Athletes and volunteers also reported that about two dozen female athletes were mistakenly pulled off course on the run because volunteers mixed up the men’s and women’s cut-off times. (The last men started about an hour earlier than the last women.) With the wave starts pushed up to get women in the water faster, there was also confusion about their timing later in the day and some who thought they had made the cut-off did not.

Ironman has not yet responded to requests for comment.

Erin Trail, who volunteered in the T2 women’s transition tent, said the set-up appeared ill-prepared for what athletes needed.

“All we had were bag racks down the middle and chairs. Nothing else,” she said--no water or food, and no training or direction on what to do with people who needed medical attention. “And to add insult to injury, we had many women complete the bike by 6:38 p.m., only to be told they missed the cut-off because the start moved earlier. We had about 15-20 women seated in the tent processing when we were instructed to start breaking down transition and packing things up.”

Even at the finish line, where security is typically locked down tight in Kona and medical help is always close on hand, it looked like fans were at times able to just wander in and out, and athletes had to stumble about 100 yards before they could find water--a situation that did improve as the day went on.

Plus, while lots of races have moved to a rolling start, most championship-level age-groupers are still used to championship races being mass starts, at least within their age-group. But St. George featured a rolling start for each age-group and without calf numbers athletes said they had no idea where they stacked up out there on the sunbaked roads--an oddity for a world championship where athletes really really want to know how they’re stacking up while they’re battling for a championship bowl.

All of those little things added up for age-groupers: the lack of spectators on the little out-and-back right before the finish, the lack of history to the venue, the empty grandstands as the middle of the pro field came to the line, even the fact that so many pros dropped out. “As a fan of pro racing, I was kind of disappointed about that,” Spates said. “And the pros that did come and tough it out, I respect even more.”

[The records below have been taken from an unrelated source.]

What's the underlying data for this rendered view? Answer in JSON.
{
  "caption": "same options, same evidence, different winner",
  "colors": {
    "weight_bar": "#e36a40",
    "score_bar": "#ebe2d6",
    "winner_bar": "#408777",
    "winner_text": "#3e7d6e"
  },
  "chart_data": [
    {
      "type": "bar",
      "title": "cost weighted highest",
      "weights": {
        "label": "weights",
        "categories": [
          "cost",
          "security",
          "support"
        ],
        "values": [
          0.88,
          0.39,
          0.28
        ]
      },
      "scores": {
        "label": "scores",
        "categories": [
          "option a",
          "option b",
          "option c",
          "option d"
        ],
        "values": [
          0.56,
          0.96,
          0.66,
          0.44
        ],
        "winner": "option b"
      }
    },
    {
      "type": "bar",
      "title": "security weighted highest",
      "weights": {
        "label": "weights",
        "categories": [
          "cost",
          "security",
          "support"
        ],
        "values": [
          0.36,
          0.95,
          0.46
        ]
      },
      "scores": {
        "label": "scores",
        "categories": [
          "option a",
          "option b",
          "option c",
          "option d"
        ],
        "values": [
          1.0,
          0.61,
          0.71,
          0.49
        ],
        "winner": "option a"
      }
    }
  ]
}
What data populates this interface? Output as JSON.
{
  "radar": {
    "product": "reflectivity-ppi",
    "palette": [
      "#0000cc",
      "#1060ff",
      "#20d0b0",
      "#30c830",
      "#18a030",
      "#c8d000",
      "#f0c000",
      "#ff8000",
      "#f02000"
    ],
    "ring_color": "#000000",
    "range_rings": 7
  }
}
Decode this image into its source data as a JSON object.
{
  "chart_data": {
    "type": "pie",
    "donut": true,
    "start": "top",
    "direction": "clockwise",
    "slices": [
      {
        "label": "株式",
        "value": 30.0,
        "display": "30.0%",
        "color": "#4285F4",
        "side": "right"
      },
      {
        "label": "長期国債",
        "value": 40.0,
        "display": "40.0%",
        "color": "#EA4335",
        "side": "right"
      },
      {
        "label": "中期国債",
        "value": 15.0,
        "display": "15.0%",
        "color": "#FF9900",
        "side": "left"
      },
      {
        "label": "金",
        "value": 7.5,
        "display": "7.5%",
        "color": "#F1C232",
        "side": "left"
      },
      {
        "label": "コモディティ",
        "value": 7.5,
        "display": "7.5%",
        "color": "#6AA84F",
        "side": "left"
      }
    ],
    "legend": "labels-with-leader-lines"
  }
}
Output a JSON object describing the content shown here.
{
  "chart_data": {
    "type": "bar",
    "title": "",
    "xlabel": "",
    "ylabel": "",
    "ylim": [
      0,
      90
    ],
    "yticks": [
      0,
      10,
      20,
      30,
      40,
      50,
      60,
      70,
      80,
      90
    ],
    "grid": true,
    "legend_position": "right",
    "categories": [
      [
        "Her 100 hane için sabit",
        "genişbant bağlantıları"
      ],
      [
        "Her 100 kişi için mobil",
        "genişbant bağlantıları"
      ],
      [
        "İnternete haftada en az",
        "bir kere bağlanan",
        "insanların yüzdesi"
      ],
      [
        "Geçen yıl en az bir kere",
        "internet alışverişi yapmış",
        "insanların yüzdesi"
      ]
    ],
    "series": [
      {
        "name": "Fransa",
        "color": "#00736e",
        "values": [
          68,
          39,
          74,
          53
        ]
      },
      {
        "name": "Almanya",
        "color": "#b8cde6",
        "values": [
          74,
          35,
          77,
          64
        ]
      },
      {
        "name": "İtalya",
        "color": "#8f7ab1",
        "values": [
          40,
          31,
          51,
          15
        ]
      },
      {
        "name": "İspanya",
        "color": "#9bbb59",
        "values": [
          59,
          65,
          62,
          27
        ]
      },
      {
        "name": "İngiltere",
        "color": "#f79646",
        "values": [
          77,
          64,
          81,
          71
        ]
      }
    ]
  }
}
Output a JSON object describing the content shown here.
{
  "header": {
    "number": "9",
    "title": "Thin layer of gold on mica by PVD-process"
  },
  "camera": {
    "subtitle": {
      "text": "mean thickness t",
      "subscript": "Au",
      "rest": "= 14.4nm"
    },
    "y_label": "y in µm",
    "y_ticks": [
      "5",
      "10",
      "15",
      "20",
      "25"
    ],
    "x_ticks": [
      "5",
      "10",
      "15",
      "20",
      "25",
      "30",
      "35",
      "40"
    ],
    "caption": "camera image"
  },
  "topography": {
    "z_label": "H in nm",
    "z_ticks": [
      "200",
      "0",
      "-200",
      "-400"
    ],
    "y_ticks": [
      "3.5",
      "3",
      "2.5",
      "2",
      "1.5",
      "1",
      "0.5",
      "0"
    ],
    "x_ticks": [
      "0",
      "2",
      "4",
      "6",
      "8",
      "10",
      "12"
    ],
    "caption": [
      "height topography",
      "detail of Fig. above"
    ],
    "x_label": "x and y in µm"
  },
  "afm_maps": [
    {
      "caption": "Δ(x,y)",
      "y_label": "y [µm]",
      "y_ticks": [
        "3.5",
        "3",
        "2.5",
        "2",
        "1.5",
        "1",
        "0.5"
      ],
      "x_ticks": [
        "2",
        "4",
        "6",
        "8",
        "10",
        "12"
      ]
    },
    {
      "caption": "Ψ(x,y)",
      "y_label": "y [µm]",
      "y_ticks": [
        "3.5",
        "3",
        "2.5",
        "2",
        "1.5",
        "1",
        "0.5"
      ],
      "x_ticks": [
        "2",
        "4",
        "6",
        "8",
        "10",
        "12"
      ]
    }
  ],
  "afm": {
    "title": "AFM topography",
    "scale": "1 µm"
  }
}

Even the famous bowls you get for placing in your age group were a little bit different. One of Chychota’s athletes won the 55-59 world title--something she’d been dreaming about her whole triathlon career. She’d been working towards one of the famous wooden bowls you get in Kona and then when she got up there at the awards ceremony the bowl they gave her in St. George was glass. It’s not that glass is worse than wood; it’s just not what she’d been dreaming of.